In spite of the best intentions, attempts for restrained eating may provoke binge- eating episodes. Some binge eaters go on a bingeing episode before starting a diet and when they go off a diet.
This presents an additional risk for medical complications. They would be better off treating the BED simultaneously or before attempting a weight loss program.
Obese patients with BED may have more emotional impairment than obese patients without BED. The former have a higher incidence of depression, anxiety or substance abuse. Childhood trauma, significant family background issues, abuse, loss and similar other circumstances may have been known to precede the onset of BED.
Treatment for BED may also involve correcting distorted thinking regarding eating, weight and shape. Some have dysregulated eating patterns. Examples: skipping breakfast or other meals, starvation or feast (too little or too much food intake at a time); drinking an excessive amount of sugared beverages during or before meals, eating any time and anywhere or overloading with carbohydrates at the expense of nutritious food items.
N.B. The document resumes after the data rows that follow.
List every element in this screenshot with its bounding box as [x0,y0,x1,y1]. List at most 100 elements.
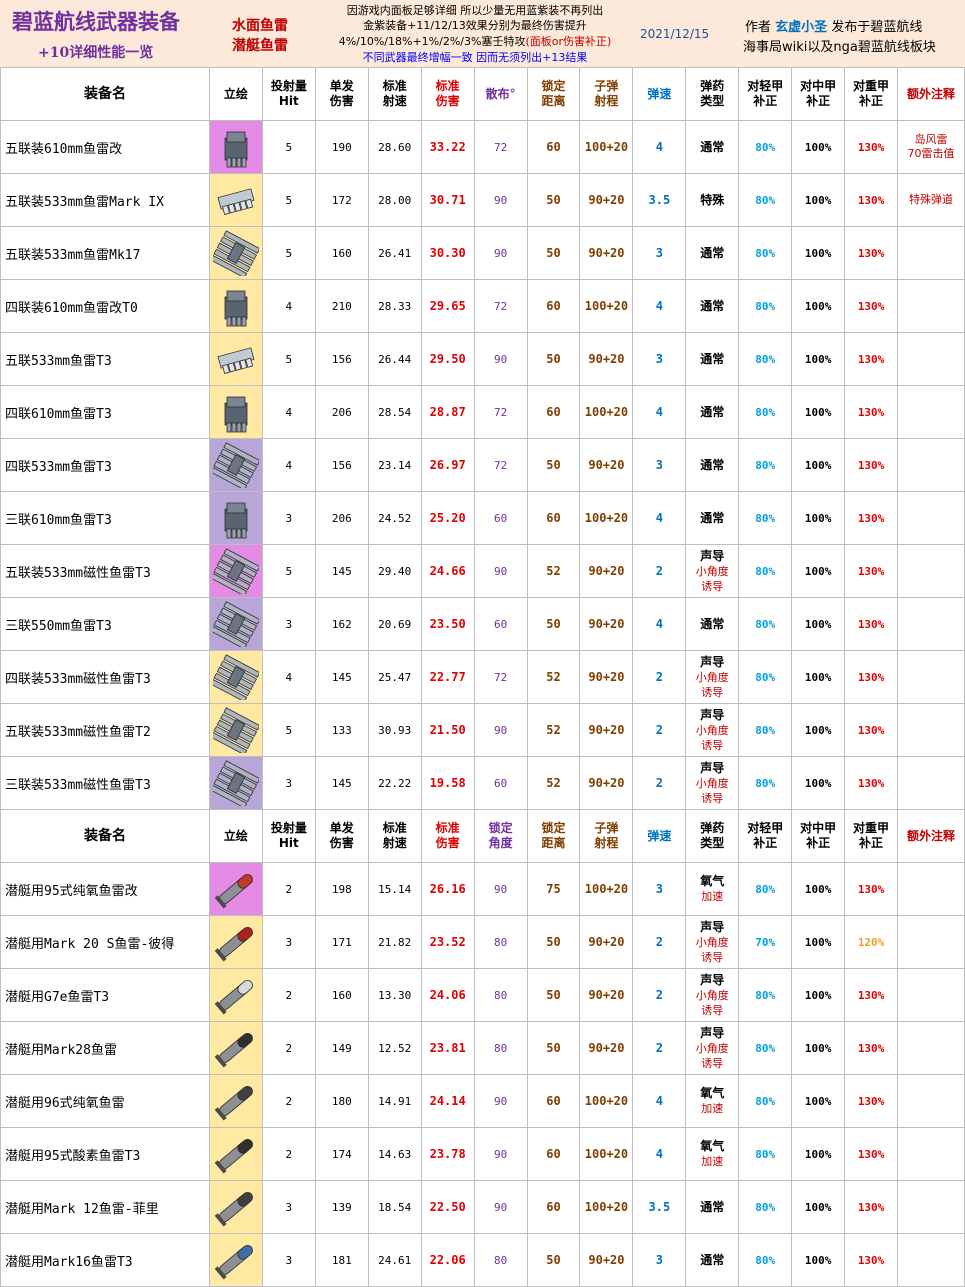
single-damage: 190 [314,120,369,174]
lock-angle: 90 [473,1180,528,1234]
spread-angle: 72 [473,120,528,174]
standard-damage: 23.81 [420,1021,475,1075]
spread-angle: 60 [473,756,528,810]
launcher-flat-icon [211,334,261,384]
projectile-speed: 2 [632,1021,687,1075]
column-header-light: 对轻甲 补正 [738,809,793,863]
medium-armor-mod: 100% [791,438,846,492]
standard-damage: 22.77 [420,650,475,704]
spread-angle: 90 [473,544,528,598]
bullet-range: 90+20 [579,1233,634,1287]
ammo-type-main: 氧气 [700,874,725,888]
fire-rate: 12.52 [367,1021,422,1075]
light-armor-mod: 80% [738,650,793,704]
medium-armor-mod: 100% [791,1127,846,1181]
medium-armor-mod: 100% [791,173,846,227]
equipment-art [208,385,263,439]
launcher-tubes-icon [211,546,261,596]
ammo-type: 通常 [685,279,740,333]
column-header-line: 角度 [488,836,513,850]
bullet-range: 90+20 [579,173,634,227]
medium-armor-mod: 100% [791,279,846,333]
medium-armor-mod: 100% [791,968,846,1022]
hit-count: 3 [261,1180,316,1234]
single-damage: 145 [314,544,369,598]
medium-armor-mod: 100% [791,703,846,757]
table-row: 潜艇用96式纯氧鱼雷 2 180 14.91 24.14 90 60 100+20 4 氧气 加速 8… [0,1074,965,1128]
equipment-name: 三联550mm鱼雷T3 [0,597,210,651]
lock-distance: 60 [526,1074,581,1128]
equipment-name: 潜艇用Mark 12鱼雷-菲里 [0,1180,210,1234]
standard-damage: 24.66 [420,544,475,598]
column-header-rate: 标准 射速 [367,67,422,121]
projectile-speed: 4 [632,385,687,439]
fire-rate: 18.54 [367,1180,422,1234]
standard-damage: 28.87 [420,385,475,439]
standard-damage: 23.52 [420,915,475,969]
column-header-line: 子弹 [594,821,619,835]
column-header-lock: 锁定 距离 [526,67,581,121]
column-header-line: 对轻甲 [747,79,784,93]
ammo-type-main: 声导 [700,548,725,563]
ammo-type-main: 通常 [700,139,725,154]
ammo-type: 通常 [685,491,740,545]
column-header-line: 弹药 [700,821,725,835]
standard-damage: 24.14 [420,1074,475,1128]
medium-armor-mod: 100% [791,862,846,916]
sheet-date: 2021/12/15 [640,27,710,41]
ammo-type-detail: 小角度 诱导 [695,723,729,752]
ammo-type: 通常 [685,332,740,386]
medium-armor-mod: 100% [791,120,846,174]
medium-armor-mod: 100% [791,1233,846,1287]
column-header-line: 补正 [753,94,778,108]
standard-damage: 23.78 [420,1127,475,1181]
projectile-speed: 4 [632,279,687,333]
spread-angle: 72 [473,385,528,439]
ammo-type: 声导 小角度 诱导 [685,1021,740,1075]
column-header-line: 弹速 [647,86,672,101]
equipment-art [208,173,263,227]
projectile-speed: 3.5 [632,1180,687,1234]
projectile-speed: 2 [632,703,687,757]
column-header-line: 标准 [382,79,407,93]
single-damage: 162 [314,597,369,651]
extra-note [897,968,965,1022]
fire-rate: 15.14 [367,862,422,916]
ammo-type-main: 氧气 [700,1139,725,1153]
bullet-range: 100+20 [579,1127,634,1181]
ammo-type: 声导 小角度 诱导 [685,703,740,757]
equipment-sheet: 碧蓝航线武器装备 +10详细性能一览 水面鱼雷 潜艇鱼雷 因游戏内面板足够详细 … [0,0,965,1287]
fire-rate: 14.63 [367,1127,422,1181]
equipment-art [208,968,263,1022]
light-armor-mod: 80% [738,544,793,598]
column-header-line: 子弹 [594,79,619,93]
equipment-name: 潜艇用95式酸素鱼雷T3 [0,1127,210,1181]
lock-angle: 80 [473,1233,528,1287]
medium-armor-mod: 100% [791,1074,846,1128]
column-header-line: 射速 [382,94,407,108]
fire-rate: 26.41 [367,226,422,280]
extra-note [897,862,965,916]
heavy-armor-mod: 130% [844,650,899,704]
column-header-line: 对轻甲 [747,821,784,835]
equipment-name: 四联610mm鱼雷T3 [0,385,210,439]
single-damage: 133 [314,703,369,757]
column-header-line: 补正 [806,94,831,108]
note-line-2: 金紫装备+11/12/13效果分别为最终伤害提升 [363,19,587,32]
table-row: 五联装533mm鱼雷Mark IX 5 172 28.00 30.71 90 50 90+20… [0,173,965,227]
equipment-name: 四联533mm鱼雷T3 [0,438,210,492]
ammo-type-main: 声导 [700,760,725,775]
column-header-line: 射程 [594,94,619,108]
light-armor-mod: 70% [738,915,793,969]
heavy-armor-mod: 130% [844,756,899,810]
hit-count: 5 [261,332,316,386]
medium-armor-mod: 100% [791,332,846,386]
extra-note [897,1127,965,1181]
equipment-name: 潜艇用G7e鱼雷T3 [0,968,210,1022]
column-header-spread: 散布° [473,67,528,121]
extra-note [897,1074,965,1128]
launcher-tubes-icon [211,599,261,649]
projectile-speed: 4 [632,1127,687,1181]
single-damage: 198 [314,862,369,916]
hit-count: 4 [261,279,316,333]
One of the problems in behavioral change is poor motivation. Obese binge eaters may find that patients can spend a lot of effort in resisting the urge to binge without it leading to significant weight loss. It is better to eat right whether that results in weight loss or not.
Motivate yourself to eat properly, because that is the right thing to do. Restoration of a normal eating pattern with moderation and regularity is essential for long-term recovery.
On the surface, some binge eaters may appear to have a jolly and cheerful disposition but they may have achieved such a disposition by "medicating" or "anesthetizing" themselves with food. Food becomes their drug of choice by design or sheer coincidence.
Some people perhaps feel that they can somehow manage their feelings, anxiety, stress, or physical or emotional pain with food. This may provide a sense of control during times when things are out of control, and thus food becomes a drug of choice. Someone once told me, "I cannot eat enough to stuff all my feelings. Instead of trying to stuff them in, I have to confront them."